Discussion in 'Anything goes' started by Mayfly, Jun 4, 2007.

  1. Montezuma's Revenge

    Montezuma's Revenge Active Member

    Wrigley Field, old home of the Angels.
     
  2. Hank_Scorpio

    Hank_Scorpio Active Member

    New park:

    LF: 342
    LC: 380
    CF: 408
    RC: 300
    RF: 281
     
  3. Montezuma's Revenge

    Montezuma's Revenge Active Member

    Baker Bowl.

    When the Philadelphia Phillies played at the Baker Bowl during the 1920s, an outfield wall had an advertisement for Lifebuoy that said, "All the Phillies use Lifebuoy". A graffiti artist sneaked in and added, "And they still stink".
     
  4. Hank_Scorpio

    Hank_Scorpio Active Member

    Good job. You know how to google.
     
  5. KYSportsWriter

    KYSportsWriter Well-Known Member

    New field:

    LF - 330
    LCF - 377
    LCCF - 401
    CF - 411
    RCCF - 401
    RCF - 37
    RF - 330
     
  6. hockeybeat

    hockeybeat Guest

    Ideal dimensions? Those at Shea Stadium.

    Make hitters actually have to hit balls over the wall, instead of pop-up home run parks like, oh, Camden Yards and Citizens Bank.
     
  7. indiansnetwork

    indiansnetwork Active Member

    I don't know that 37 feet seems like a pop up distance to me. LOL
     
  8. Rusty Shackleford

    Rusty Shackleford Active Member

    I actually had a project in middle school where I designed a scale-model ballpark out of cardboard and poster board. I made it a gimmick stadium that could be built in cramped quarters in a downtown.

    Anyway, the left field wall was only about 150 feet away, but it was because there was a building there. So it was 150 feet away, but the fence was about 100 feet high (and transparent) to protect the building but allow for viewing from inside it. My friends and I had a lot of fun debating what would happen in a major league field like that (pop-fly home runs would be the norm, the potential for what would be a normal home run to hit mid-wall and ricochet into the stands behind the home dugout might exist, where do you play your left fielder?, could a ball be hit around the corner of the building deep into the outfield?, offensive explosion with balls bouncing off the wall and turning into singles, etc).
     
  9. hockeybeat

    hockeybeat Guest

    What are you trying to say?
     
  10. linotype

    linotype Well-Known Member

    If I'm playing, and I'm in my prime (which is to say, 1994), I'd want:

    Left-field and right-field corners: 400 feet.
    Left-center and right-center alleys: 430 feet.
    Center field: 450 feet.

    Oh, and AstroTurf.

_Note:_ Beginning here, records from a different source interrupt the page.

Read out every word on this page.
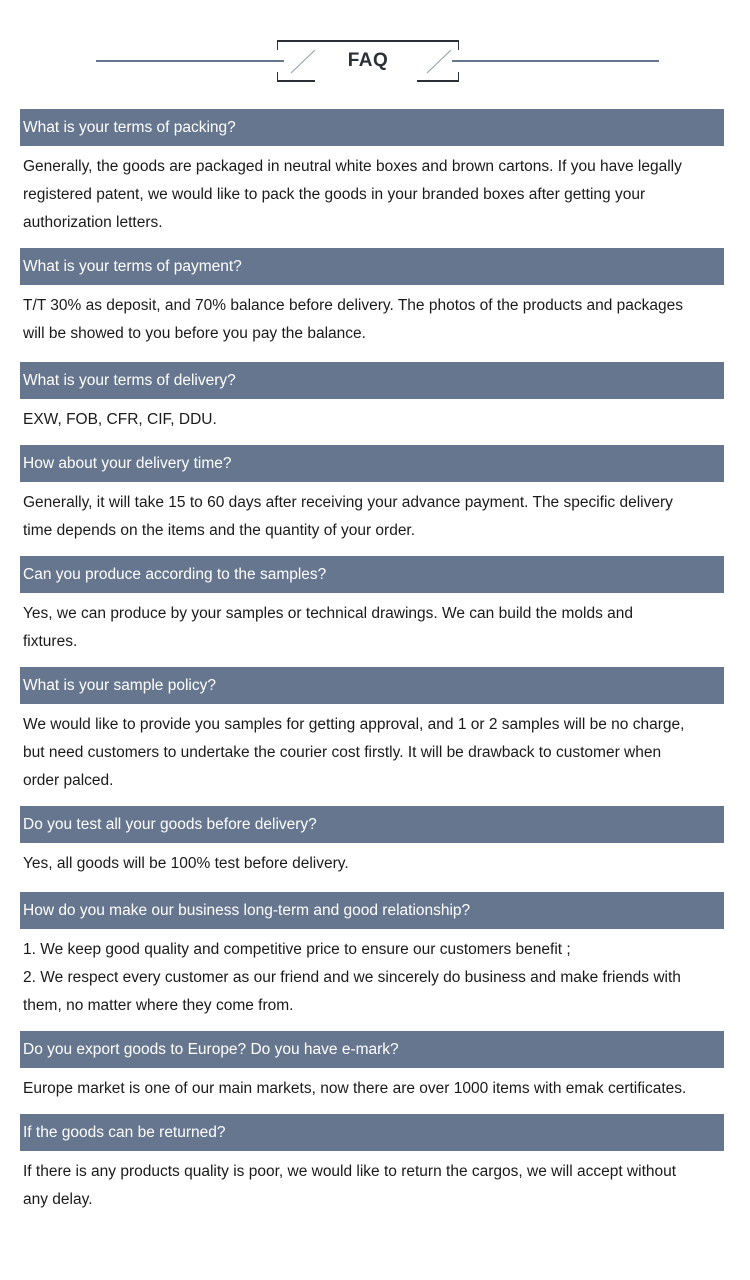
FAQ
What is your terms of packing?
Generally, the goods are packaged in neutral white boxes and brown cartons. If you have legally
registered patent, we would like to pack the goods in your branded boxes after getting your
authorization letters.
What is your terms of payment?
T/T 30% as deposit, and 70% balance before delivery. The photos of the products and packages
will be showed to you before you pay the balance.
What is your terms of delivery?
EXW, FOB, CFR, CIF, DDU.
How about your delivery time?
Generally, it will take 15 to 60 days after receiving your advance payment. The specific delivery
time depends on the items and the quantity of your order.
Can you produce according to the samples?
Yes, we can produce by your samples or technical drawings. We can build the molds and
fixtures.
What is your sample policy?
We would like to provide you samples for getting approval, and 1 or 2 samples will be no charge,
but need customers to undertake the courier cost firstly. It will be drawback to customer when
order palced.
Do you test all your goods before delivery?
Yes, all goods will be 100% test before delivery.
How do you make our business long-term and good relationship?
1. We keep good quality and competitive price to ensure our customers benefit ;
2. We respect every customer as our friend and we sincerely do business and make friends with
them, no matter where they come from.
Do you export goods to Europe? Do you have e-mark?
Europe market is one of our main markets, now there are over 1000 items with emak certificates.
If the goods can be returned?
If there is any products quality is poor, we would like to return the cargos, we will accept without
any delay.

Old-school AstroTurf. Preferably coated with Crisco and Pennzoil in the gap in left-center.

    (I was always a short, speedy dirtdog who had no power but could run forever. Love, love, love triples.)
     
  11. Gold

    Gold Active Member

    When I was in fifth grade, we used to have these notebooks with black and white covers that looked like marble and the paper was sewn in. I remember almost completely filling one of those notebooks with drawings of stadiums while I was daydreaming and not doing whatever school work I was supposed to be doing.
     
  12. Captain_Kirk

    Captain_Kirk Well-Known Member

    A favorite of mine for ballpark architecture. A ballpark that didn't look like a ball part.